10 October 2013, Nairobi – On August 28, President Uhuru Kenyatta was a signatory to a joint communiqué between Ugandan President Yoweri Museveni and Rwanda’s Paul Kagame and representatives of the Presidents of Southern Sudan and Burundi that among other things confirmed Kenya’s participation in the development of a refinery in Uganda by October 15, 2015.
This is indeed good progress for the East African Community. It is important to note that there was no mention of the Mombasa refinery, which has served Kenya for the last 50 years operating on the initial technology of 1963/1974.
It is a fact that for industries to survive the test of time, there has to be consistent investment in improved research and technology. This is evident in the automobile industry; there has been continuous investment in modern technology, current automobiles being produced meet the current legislation, environmental or other legal requirements that come to the fore.

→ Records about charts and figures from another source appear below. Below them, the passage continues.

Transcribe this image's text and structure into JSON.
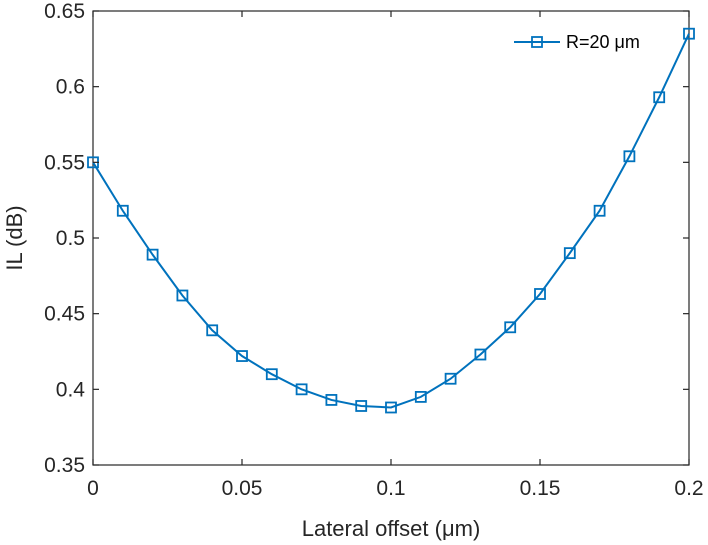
{
  "chart_data": {
    "type": "line",
    "title": "",
    "xlabel": "Lateral offset (μm)",
    "ylabel": "IL (dB)",
    "xlim": [
      0,
      0.2
    ],
    "ylim": [
      0.35,
      0.65
    ],
    "xticks": [
      0,
      0.05,
      0.1,
      0.15,
      0.2
    ],
    "xtick_labels": [
      "0",
      "0.05",
      "0.1",
      "0.15",
      "0.2"
    ],
    "yticks": [
      0.35,
      0.4,
      0.45,
      0.5,
      0.55,
      0.6,
      0.65
    ],
    "ytick_labels": [
      "0.35",
      "0.4",
      "0.45",
      "0.5",
      "0.55",
      "0.6",
      "0.65"
    ],
    "grid": false,
    "legend_position": "top-right",
    "series": [
      {
        "name": "R=20 μm",
        "color": "#0072bd",
        "marker": "square",
        "x": [
          0,
          0.01,
          0.02,
          0.03,
          0.04,
          0.05,
          0.06,
          0.07,
          0.08,
          0.09,
          0.1,
          0.11,
          0.12,
          0.13,
          0.14,
          0.15,
          0.16,
          0.17,
          0.18,
          0.19,
          0.2
        ],
        "y": [
          0.55,
          0.518,
          0.489,
          0.462,
          0.439,
          0.422,
          0.41,
          0.4,
          0.393,
          0.389,
          0.388,
          0.395,
          0.407,
          0.423,
          0.441,
          0.463,
          0.49,
          0.518,
          0.554,
          0.593,
          0.635
        ]
      }
    ]
  }
}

This approach of investing in modern technology should also be applied to the Kenyan refinery if it is to remain efficient and benefit the region and play its role as a strategic facility.
The refinery in Uganda is expected to refine 30,000 barrels of crude oil per day while the Changamwe facility running on both plants at medium throughput produces 49,000 barrels per day.
It is my opinion that the capacity of the Ugandan refinery will not be sufficient to meet the ever increasing fuel demand that comes with improved living standards in the region. The upgrade of the refinery is expected to cost $1.2 billion while the Ugandan refinery construction may cost about $7 billion.
What will Kenya lose should the refinery be moved from Kenya to Uganda?
A source of direct and indirect employment to Kenyan citizens at various levels – skilled and manual jobs that creates stability for its citizens.
The presence of a refinery always has supporting industries that aid in its operations, absence of a local refinery has a negative impact on the supporting industries and their employees.
Source of income to other government departments such as water, power and Kenya Revenue Authority.
Continuity in the education system. It has been a destination for educational trips, offered industrial attachment to students and employed others from various institutions.
Loss of specialised technical skills and a probable brain drain to other countries.
Heavy reliance on direct imports leaves the importer at the mercy of the supplier.
With this in mind, is it possible for the government to review the existence of the refinery and invest in upgrading its own refinery? Stella Opakas is an Energy Optimisation Technologist at KPRL. The views expressed here are her own and do not reflect the organisation’s.